Ph.D
Group :
Dense matrix computations: communication cost and numerical stability
Starts on 01/10/2009
Advisor : GRIGORI, Laura
Funding : contrat doctoral du Ministère
Affiliation : Université Paris-Saclay
Laboratory : LRI - GRAND LARGE
Defended on 11/02/2013, committee :
Nicholas Higham (Rapporteur), Professeur, School of Mathematics, the University of Manchester
Yves Robert (Rapporteur), Professeur, Ecole Normale Supérieure de Lyon
Iain Duff (Examinateur), Professeur, the University of Strathclde
Yannis Manoussakis (Examinateur), Professeur, Université Paris Sud
Jean-Louis Roch (Examinateur), Maître de Conférences, IMAG
Laura Grigori (Directeur de thèse), Directeur de Recherche, INRIA
Research activities :
Abstract :
This dissertation focuses on a widely used linear algebra kernel to solve linear systems, that is the LU
decomposition. Usually, to perform such a computation one uses the Gaussian elimination with partial
pivoting (GEPP). The backward stability of GEPP depends on a quantity which is referred to as the
growth factor, it is known that in general GEPP leads to modest element growth in practice. However
its parallel version does not attain the communication lower bounds. Indeed the panel factorization represents
a bottleneck in terms of communication. To overcome this communication bottleneck, Grigori
et al [60] have developed a communication avoiding LU factorization (CALU), which is asymptotically
optimal in terms of communication cost at the cost of some redundant computation. In theory, the upper
bound of the growth factor is larger than that of Gaussian elimination with partial pivoting, however
CALU is stable in practice. To improve the upper bound of the growth factor, we study a new pivoting
strategy based on strong rank revealing QR factorization. Thus we develop a new block algorithm for
the LU factorization. This algorithm has a smaller growth factor upper bound compared to Gaussian
elimination with partial pivoting. The strong rank revealing pivoting is then combined with tournament
pivoting strategy to produce a communication avoiding LU factorization that is more stable than CALU.

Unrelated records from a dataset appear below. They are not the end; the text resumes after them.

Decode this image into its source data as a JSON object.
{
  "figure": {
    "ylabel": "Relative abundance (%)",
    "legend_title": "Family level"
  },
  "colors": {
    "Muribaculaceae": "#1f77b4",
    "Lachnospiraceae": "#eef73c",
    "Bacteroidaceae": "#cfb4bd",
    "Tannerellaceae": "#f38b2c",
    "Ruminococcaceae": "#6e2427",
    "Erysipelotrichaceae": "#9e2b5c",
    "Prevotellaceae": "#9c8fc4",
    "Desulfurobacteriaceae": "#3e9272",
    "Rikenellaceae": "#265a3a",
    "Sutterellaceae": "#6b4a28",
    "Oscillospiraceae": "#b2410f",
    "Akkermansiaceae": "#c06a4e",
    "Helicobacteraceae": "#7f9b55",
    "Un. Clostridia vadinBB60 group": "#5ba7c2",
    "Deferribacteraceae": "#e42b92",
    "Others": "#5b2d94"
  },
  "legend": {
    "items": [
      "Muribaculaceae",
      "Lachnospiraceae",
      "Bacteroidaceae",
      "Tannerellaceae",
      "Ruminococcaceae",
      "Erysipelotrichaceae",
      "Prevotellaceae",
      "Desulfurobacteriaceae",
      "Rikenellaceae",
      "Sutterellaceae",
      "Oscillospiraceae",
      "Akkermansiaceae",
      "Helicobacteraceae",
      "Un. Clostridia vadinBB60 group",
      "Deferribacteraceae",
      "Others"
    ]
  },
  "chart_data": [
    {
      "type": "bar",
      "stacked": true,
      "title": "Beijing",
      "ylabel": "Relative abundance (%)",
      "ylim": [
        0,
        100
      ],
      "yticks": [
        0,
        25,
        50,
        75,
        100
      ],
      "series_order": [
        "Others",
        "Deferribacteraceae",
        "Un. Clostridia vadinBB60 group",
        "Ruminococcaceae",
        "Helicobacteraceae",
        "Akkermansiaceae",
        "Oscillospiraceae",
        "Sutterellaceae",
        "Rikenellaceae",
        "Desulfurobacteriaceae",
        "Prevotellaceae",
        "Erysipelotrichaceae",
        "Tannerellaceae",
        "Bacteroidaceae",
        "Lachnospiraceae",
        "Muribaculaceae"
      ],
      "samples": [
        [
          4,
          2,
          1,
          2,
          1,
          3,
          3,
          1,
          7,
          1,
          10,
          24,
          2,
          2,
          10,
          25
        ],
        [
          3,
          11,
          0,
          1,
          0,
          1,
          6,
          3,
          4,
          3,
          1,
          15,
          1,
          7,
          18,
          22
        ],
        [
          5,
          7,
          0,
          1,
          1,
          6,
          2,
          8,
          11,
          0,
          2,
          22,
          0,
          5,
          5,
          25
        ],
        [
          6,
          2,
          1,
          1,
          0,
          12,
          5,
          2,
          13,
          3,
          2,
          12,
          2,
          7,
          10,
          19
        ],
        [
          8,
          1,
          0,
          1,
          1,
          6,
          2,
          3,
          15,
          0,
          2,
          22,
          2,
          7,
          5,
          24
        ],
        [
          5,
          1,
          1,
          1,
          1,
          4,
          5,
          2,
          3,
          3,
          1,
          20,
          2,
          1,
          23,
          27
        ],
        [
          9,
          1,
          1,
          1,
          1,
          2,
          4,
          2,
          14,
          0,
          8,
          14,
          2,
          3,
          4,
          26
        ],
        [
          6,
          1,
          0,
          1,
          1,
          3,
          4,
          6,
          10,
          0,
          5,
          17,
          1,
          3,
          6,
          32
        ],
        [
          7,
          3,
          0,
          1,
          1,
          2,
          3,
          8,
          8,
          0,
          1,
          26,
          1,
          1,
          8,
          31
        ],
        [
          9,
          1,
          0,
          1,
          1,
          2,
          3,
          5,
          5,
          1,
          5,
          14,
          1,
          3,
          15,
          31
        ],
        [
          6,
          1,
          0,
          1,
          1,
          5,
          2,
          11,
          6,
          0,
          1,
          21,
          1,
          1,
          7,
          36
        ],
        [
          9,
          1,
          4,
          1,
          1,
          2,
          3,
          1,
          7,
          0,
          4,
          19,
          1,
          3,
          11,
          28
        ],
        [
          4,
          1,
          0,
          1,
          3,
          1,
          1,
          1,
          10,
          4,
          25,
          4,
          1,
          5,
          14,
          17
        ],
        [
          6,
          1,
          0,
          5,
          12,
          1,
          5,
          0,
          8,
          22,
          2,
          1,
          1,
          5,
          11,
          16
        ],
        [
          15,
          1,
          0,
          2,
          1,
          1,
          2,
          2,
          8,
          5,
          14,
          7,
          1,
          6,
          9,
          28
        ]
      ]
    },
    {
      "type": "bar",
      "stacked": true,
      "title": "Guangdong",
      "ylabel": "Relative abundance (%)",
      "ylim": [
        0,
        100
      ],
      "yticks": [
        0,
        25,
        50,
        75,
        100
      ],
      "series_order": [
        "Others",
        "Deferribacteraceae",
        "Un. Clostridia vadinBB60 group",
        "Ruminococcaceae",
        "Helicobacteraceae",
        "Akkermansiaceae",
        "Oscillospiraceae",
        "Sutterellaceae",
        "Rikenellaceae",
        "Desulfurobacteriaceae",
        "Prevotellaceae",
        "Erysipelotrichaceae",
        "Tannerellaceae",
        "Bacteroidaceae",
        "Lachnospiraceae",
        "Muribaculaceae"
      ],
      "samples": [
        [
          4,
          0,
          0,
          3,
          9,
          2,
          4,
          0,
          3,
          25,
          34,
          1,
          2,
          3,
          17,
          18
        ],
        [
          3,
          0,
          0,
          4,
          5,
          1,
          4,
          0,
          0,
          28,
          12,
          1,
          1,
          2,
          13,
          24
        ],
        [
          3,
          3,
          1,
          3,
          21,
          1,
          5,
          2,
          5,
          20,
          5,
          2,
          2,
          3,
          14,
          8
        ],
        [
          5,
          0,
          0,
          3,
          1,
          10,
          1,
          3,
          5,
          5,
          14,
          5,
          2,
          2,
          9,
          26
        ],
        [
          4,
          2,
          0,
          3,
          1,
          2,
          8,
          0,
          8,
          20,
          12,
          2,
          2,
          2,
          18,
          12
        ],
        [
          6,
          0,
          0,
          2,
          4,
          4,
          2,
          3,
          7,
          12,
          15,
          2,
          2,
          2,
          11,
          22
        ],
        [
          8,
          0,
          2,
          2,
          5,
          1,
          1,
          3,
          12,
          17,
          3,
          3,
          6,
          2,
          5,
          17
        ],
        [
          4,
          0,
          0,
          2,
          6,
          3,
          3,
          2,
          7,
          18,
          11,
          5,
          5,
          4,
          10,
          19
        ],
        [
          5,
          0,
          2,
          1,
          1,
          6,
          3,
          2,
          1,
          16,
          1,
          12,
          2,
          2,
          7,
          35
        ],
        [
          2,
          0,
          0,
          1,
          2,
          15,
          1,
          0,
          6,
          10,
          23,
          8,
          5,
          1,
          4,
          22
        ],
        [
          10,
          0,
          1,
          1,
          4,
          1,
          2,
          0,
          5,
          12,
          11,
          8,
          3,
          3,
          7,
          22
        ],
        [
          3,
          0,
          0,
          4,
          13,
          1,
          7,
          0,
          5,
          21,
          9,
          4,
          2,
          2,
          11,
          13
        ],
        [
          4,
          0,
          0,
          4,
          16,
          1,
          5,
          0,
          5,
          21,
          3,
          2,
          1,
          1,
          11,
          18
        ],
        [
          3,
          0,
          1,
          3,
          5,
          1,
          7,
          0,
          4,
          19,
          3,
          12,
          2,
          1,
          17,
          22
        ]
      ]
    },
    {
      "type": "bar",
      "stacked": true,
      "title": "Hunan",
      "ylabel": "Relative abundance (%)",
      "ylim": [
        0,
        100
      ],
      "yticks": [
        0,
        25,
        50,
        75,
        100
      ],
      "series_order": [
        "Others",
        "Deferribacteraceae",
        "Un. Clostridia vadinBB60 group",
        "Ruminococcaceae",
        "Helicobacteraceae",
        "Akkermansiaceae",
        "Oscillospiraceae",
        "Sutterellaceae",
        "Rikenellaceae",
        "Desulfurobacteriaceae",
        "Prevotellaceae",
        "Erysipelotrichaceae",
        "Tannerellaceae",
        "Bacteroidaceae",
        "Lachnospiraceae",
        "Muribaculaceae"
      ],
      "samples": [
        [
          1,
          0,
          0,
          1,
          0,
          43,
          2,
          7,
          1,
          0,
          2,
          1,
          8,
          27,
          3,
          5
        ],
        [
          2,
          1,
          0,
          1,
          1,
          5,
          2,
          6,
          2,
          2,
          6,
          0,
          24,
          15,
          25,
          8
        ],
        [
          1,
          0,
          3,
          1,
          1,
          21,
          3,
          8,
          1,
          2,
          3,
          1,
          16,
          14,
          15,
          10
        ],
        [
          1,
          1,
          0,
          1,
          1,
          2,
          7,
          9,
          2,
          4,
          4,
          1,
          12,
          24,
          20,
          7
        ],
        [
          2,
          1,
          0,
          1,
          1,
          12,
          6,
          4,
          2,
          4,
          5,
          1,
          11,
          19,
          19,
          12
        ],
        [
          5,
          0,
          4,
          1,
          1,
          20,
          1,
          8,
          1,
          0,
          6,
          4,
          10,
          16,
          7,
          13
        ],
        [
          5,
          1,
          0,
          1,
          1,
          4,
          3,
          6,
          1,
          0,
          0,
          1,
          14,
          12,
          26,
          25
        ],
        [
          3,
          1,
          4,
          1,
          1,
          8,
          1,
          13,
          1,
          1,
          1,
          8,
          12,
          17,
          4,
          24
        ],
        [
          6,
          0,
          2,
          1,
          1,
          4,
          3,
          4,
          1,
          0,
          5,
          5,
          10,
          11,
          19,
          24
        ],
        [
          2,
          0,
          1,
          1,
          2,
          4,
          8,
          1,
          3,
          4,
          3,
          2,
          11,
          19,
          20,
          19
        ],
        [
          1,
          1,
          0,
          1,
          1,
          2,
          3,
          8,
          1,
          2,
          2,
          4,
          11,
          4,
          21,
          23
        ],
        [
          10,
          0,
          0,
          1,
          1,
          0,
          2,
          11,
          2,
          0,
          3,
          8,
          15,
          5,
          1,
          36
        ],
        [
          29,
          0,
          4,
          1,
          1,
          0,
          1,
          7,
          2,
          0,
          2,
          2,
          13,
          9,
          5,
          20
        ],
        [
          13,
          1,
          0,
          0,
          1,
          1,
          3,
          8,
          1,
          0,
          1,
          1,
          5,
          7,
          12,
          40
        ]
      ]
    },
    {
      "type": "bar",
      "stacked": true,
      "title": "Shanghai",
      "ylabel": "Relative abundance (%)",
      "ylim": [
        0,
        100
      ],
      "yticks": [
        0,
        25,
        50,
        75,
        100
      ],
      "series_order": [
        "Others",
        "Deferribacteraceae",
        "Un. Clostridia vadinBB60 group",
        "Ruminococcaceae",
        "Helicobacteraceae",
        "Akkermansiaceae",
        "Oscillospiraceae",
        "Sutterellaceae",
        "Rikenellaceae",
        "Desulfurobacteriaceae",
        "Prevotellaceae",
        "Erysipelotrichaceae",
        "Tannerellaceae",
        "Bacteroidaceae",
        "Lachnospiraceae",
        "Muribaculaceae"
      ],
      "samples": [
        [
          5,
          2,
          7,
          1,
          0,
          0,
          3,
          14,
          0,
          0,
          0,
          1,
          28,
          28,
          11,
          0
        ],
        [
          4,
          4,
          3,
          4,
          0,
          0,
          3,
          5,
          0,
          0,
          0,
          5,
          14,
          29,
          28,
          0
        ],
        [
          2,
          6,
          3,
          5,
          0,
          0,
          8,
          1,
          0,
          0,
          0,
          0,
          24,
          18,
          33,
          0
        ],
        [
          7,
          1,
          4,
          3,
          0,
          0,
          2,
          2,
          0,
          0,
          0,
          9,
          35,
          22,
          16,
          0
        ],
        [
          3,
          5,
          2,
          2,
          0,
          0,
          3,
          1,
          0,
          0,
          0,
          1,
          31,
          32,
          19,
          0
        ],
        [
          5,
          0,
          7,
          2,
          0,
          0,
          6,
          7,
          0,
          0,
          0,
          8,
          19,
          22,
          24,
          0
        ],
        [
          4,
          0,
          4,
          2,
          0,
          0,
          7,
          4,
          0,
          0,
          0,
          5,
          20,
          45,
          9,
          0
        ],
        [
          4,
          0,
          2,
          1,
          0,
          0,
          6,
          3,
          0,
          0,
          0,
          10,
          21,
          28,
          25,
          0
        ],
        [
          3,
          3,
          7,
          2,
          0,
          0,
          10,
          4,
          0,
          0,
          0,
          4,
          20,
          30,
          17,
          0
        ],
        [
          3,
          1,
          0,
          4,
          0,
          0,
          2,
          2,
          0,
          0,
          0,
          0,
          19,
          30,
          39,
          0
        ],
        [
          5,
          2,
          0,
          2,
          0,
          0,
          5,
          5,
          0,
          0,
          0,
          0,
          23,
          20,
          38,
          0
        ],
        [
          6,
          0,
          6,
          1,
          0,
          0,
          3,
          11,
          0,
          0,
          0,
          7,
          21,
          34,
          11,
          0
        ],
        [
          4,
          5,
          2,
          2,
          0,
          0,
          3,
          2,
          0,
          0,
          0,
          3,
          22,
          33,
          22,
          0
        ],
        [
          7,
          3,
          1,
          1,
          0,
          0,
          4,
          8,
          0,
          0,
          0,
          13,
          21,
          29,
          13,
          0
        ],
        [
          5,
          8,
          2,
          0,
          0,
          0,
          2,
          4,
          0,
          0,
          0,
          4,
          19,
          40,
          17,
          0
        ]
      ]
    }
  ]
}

For hierarchical systems, multiple levels of parallelism are available. However, none of the previously
cited methods fully exploit these hierarchical systems. We propose and study two recursive algorithms
based on the communication avoiding LU algorithm, which are more suitable for architectures with
multiple levels of parallelism. For an accurate and realistic cost analysis of these hierarchical algorithms,
we introduce a hierarchical parallel performance model that takes into account processor and
network hierarchies. This analysis enables us to accurately predict the performance of the hierarchical
LU factorization on an exascale platform.